Now bigger plans are in store. Víctor Manuel Bautista López, the mayor, says they hope to launch a high school degree program for all cops this year, and the town is talking to local universities about a college program. Almost all of their new recruits are now high school graduates. "Many have come from difficult environments," says Mr. Bautista López, clad informally in a sweat shirt in his office. "We want them to feel proud."
Jose Jorge Amador, Nezahualcoyotl's head of public security, says that concern about safety is Mexico's gravest problem. Last year, the number of deaths related to drug trafficking in the country nearly doubled, to more than 2,100, over the average of the previous five years. Even Mr. Amador's predecessor, Carlos Ernesto Garcia, is currently serving time in a high-security prison on drug-trafficking charges.
Reading is a small step toward the "transformation" needed, authorities believe. Amador, for one, says the program has already produced some results: In 2003, they recorded about 10 complaints a day against officers. In recent weeks, he says, they haven't received any. The department, too, has received calls from police agencies around the world – including Scotland Yard – about the program.

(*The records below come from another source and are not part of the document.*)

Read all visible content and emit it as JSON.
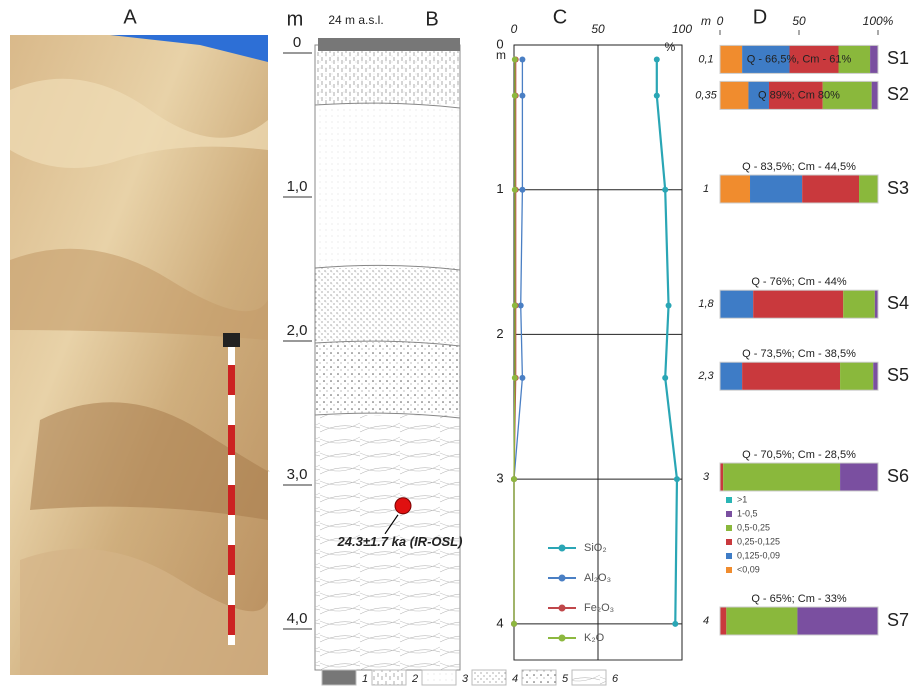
{
  "panel_labels": [
    "A",
    "B",
    "C",
    "D"
  ],
  "section": {
    "depth_unit": "m",
    "elevation": "24 m a.s.l.",
    "depth_ticks": [
      {
        "value": 0,
        "label": "0"
      },
      {
        "value": 1,
        "label": "1,0"
      },
      {
        "value": 2,
        "label": "2,0"
      },
      {
        "value": 3,
        "label": "3,0"
      },
      {
        "value": 4,
        "label": "4,0"
      }
    ],
    "dating": {
      "depth": 3.2,
      "label": "24.3±1.7 ka (IR-OSL)"
    },
    "legend": [
      "1",
      "2",
      "3",
      "4",
      "5",
      "6"
    ]
  },
  "chart_data": [
    {
      "type": "line",
      "x_label": "m",
      "y_label": "%",
      "x": [
        0.1,
        0.35,
        1,
        1.8,
        2.3,
        3,
        4
      ],
      "xlim": [
        0,
        4.25
      ],
      "xticks": [
        0,
        1,
        2,
        3,
        4
      ],
      "ylim": [
        0,
        100
      ],
      "yticks": [
        0,
        50,
        100
      ],
      "grid": true,
      "series": [
        {
          "name": "SiO₂",
          "color": "#2aa6b5",
          "values": [
            85,
            85,
            90,
            92,
            90,
            97,
            96
          ]
        },
        {
          "name": "Al₂O₃",
          "color": "#4a7fc4",
          "values": [
            5,
            5,
            5,
            4,
            5,
            0,
            0
          ]
        },
        {
          "name": "Fe₂O₃",
          "color": "#c0474a",
          "values": [
            1,
            1,
            1,
            1,
            1,
            0,
            0
          ]
        },
        {
          "name": "K₂O",
          "color": "#8db83f",
          "values": [
            0.5,
            0.5,
            0.5,
            0.5,
            0.5,
            0,
            0
          ]
        }
      ]
    },
    {
      "type": "bar",
      "depth_unit": "m",
      "categories": [
        "S1",
        "S2",
        "S3",
        "S4",
        "S5",
        "S6",
        "S7"
      ],
      "depths": [
        0.1,
        0.35,
        1,
        1.8,
        2.3,
        3,
        4
      ],
      "depth_labels": [
        "0,1",
        "0,35",
        "1",
        "1,8",
        "2,3",
        "3",
        "4"
      ],
      "annotations": [
        "Q - 66,5%, Cm - 61%",
        "Q 89%; Cm 80%",
        "Q - 83,5%; Cm - 44,5%",
        "Q - 76%; Cm - 44%",
        "Q - 73,5%; Cm - 38,5%",
        "Q - 70,5%; Cm - 28,5%",
        "Q - 65%; Cm - 33%"
      ],
      "xlim": [
        0,
        100
      ],
      "xticks": [
        0,
        50,
        {
          "value": 100,
          "label": "100%"
        }
      ],
      "series": [
        {
          "name": "<0,09",
          "color": "#f08c2e",
          "values": [
            14,
            18,
            19,
            0,
            0,
            0,
            0
          ]
        },
        {
          "name": "0,125-0,09",
          "color": "#3e7cc6",
          "values": [
            30,
            13,
            33,
            21,
            14,
            0,
            0
          ]
        },
        {
          "name": "0,25-0,125",
          "color": "#c9393d",
          "values": [
            31,
            34,
            36,
            57,
            62,
            2,
            4
          ]
        },
        {
          "name": "0,5-0,25",
          "color": "#8ab83c",
          "values": [
            20,
            31,
            12,
            20,
            21,
            74,
            45
          ]
        },
        {
          "name": "1-0,5",
          "color": "#7a4fa0",
          "values": [
            5,
            4,
            0,
            2,
            3,
            24,
            51
          ]
        },
        {
          "name": ">1",
          "color": "#2ab5b5",
          "values": [
            0,
            0,
            0,
            0,
            0,
            0,
            0
          ]
        }
      ]
    }
  ]
}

Still, it's not the kind of book club one might find at Harvard. Forget Dostoyevsky or Voltaire. "They give you a book with 250 pages, and you'll just throw it in the garbage," says police officer Cesar Dorantes of the long or weighty tomes.
Yet, Mr. Dorantes, who had heard of Sherlock Holmes but never read anything by Sir Arthur Conan Doyle, says he now has a new hobby. He even swaps books with his co-workers. "It makes you reflect and imagine. Especially the mysteries," he says. "I love trying to figure out what happened, who the assassin is."